Detrás de la puerta no había nada. Sé que es difícil entenderme, pero necesito que hagáis un acto de fe y de imaginación. No había nada. O mejor dicho, había NADA. Siempre he imaginado el infinito, la nada, como simple oscuridad que no sabes dónde acaba, algo que el ojo humano no va a llegar a distinguir jamás, pero que podríamos identificar como eso, como simple oscuridad. Pero no, mis incrédulos amigos, la nada es NADA. No es oscuridad, no es luz ni ausencia de ella. No es que se haya fundido la bombilla. Absorbe la luz que encuentra sin que esa luz la penetre. No emite frío, ni calor; no emite sonidos. Es como una barrera, pero una barrera que lo absorbe todo y lo hace desaparecer. Mi NADA solo emitía una cosa: olor. Olor de pánico, de muerte, de total locura y de que todo importa una mierda y todo es importante a la vez. Olor de que no somos nada, de que nada existe.

La poca cordura que me quedaba hizo que buscase el interruptor de la luz involuntariamente, adelantando mi mano donde sabía que éste debía estar: justo al lado de la puerta abierta de par en par, pero por el lado interior del aseo. 

En el mismo momento en que mi mano traspasó el dintel de la puerta y se adentró en la nada, yo fui nada, y la puerta se cerró detrás de mí. Estaba dentro de la nada, estaba en ningún sitio. No sentí que caía, pero tampoco sentía un suelo bajo mis pies. Sentía al mismo tiempo que estiraban de cada poro de mi piel, y que algo intentaba comprimirme desde todas partes.

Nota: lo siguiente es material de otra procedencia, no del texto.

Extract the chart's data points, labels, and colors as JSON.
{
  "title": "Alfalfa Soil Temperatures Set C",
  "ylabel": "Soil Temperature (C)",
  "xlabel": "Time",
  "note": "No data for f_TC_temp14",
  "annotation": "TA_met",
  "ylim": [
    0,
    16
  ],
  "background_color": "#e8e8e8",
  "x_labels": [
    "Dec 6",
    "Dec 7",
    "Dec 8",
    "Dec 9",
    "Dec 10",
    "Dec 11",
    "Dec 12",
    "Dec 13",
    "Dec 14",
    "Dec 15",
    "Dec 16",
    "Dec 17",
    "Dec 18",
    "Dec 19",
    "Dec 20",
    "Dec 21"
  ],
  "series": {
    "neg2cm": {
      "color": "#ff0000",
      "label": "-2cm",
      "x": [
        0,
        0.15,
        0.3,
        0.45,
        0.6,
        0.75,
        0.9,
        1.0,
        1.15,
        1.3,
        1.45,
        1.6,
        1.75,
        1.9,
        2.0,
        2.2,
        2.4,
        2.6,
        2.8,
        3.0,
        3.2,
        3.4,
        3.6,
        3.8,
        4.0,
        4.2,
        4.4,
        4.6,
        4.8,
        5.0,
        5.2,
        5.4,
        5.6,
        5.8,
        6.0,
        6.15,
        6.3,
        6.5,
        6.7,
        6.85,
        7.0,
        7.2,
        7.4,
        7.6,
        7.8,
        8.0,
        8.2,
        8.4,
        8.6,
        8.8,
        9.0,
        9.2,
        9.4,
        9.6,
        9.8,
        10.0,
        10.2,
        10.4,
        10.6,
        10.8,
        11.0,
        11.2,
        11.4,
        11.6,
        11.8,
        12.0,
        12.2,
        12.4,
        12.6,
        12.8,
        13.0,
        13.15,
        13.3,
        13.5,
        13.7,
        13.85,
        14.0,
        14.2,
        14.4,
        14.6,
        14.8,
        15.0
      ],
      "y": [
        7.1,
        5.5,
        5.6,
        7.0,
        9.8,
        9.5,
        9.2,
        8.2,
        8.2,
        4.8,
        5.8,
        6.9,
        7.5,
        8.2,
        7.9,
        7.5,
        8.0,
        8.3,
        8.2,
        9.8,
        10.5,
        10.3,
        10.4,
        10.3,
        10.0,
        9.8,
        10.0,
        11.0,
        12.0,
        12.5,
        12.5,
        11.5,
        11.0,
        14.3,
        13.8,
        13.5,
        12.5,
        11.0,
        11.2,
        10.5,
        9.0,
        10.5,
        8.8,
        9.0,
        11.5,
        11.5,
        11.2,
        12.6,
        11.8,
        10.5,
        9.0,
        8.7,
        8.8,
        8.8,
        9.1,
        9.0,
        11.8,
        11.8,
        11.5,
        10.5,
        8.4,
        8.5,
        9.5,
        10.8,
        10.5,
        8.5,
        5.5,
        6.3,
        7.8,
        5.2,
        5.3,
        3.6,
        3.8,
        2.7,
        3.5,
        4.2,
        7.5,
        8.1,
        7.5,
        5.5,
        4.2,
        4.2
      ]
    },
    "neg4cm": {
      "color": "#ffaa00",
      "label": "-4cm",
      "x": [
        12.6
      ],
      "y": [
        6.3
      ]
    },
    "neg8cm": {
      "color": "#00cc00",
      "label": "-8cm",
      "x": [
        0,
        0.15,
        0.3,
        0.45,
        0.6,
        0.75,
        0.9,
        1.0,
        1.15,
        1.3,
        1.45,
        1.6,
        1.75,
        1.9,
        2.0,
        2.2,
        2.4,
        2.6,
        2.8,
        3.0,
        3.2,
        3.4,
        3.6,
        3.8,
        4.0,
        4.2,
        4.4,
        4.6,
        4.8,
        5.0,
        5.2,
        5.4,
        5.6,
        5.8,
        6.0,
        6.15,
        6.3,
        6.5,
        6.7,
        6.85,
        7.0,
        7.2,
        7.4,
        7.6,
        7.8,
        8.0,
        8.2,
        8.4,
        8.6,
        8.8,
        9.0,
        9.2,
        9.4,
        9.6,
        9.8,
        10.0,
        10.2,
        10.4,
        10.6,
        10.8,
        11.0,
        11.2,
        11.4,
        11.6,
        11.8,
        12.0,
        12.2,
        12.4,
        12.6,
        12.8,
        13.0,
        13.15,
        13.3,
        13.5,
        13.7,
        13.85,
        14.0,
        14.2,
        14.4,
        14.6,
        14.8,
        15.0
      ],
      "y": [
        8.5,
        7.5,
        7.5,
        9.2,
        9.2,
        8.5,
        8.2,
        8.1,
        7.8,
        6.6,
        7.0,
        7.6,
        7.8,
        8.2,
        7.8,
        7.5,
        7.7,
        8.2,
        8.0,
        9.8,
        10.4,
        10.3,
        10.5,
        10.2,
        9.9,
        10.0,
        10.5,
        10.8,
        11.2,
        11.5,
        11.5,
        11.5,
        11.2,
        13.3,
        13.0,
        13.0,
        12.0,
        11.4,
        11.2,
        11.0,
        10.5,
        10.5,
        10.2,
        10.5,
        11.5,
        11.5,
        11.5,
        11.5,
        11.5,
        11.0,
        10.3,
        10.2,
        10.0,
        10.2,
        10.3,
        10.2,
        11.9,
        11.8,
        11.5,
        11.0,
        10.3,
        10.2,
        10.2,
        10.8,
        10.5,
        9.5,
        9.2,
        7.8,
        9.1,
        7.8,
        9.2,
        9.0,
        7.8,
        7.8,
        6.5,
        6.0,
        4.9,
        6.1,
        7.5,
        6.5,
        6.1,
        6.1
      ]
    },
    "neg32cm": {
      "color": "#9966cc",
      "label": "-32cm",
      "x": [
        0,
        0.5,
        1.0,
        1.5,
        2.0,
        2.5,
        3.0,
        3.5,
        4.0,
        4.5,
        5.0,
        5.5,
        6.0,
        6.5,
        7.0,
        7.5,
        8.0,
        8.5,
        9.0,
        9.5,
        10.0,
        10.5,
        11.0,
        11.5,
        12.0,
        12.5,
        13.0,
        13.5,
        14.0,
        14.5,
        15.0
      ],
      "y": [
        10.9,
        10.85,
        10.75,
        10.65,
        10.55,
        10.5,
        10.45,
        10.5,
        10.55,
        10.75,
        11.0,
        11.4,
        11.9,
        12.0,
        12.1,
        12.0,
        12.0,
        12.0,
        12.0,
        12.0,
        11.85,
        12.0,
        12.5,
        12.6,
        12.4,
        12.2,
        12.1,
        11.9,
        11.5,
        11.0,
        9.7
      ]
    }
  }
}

Sentía calor que salía de mí y desaparecía, sentía dolor que no sabía de dónde venía, y sentía que mi cerebro ya no era mi cerebro y que no podía hilar dos pensamientos seguidos. Sólo sentía. Y el olor...creo que el olor venía de mí. El olor era yo. Sólo podía gritar, gritar como una histérica, hasta desgarrarme la garganta, gritar hasta que dejó de parecer un grito humano y se convirtió en un grito de pura locura.


No sé muy bien si llegué a perder la conciencia de mí misma en algún momento, o si de alguna manera conseguí refugiarme en algún sitio dentro de mi cabeza, simplemente mi cordura se retiró a algún lugar escondido de mi mente. Sé que estoy aquí, dentro de una copia de mí que chilla. La oigo gritar todavía, aunque creo que debe haberse roto las cuerdas vocales hace tiempo, porque no suena muy bien. Sé que siente dolor, sé que siente miedo, sé que ya no parece muy humana. Alguna vez, no hace mucho (o sí, no sé, vivo dentro de la NADA, el tiempo no es que importe), distinguí en la distancia los bordes luminosos de un rectángulo de luz que creo que debe ser la puerta cerrada que da a la existencia real. No creo que mi gritona exterior la haya visto, así que tendré que resignarme a permanecer aquí.

No importa mucho, de todas formas; no pasa nada.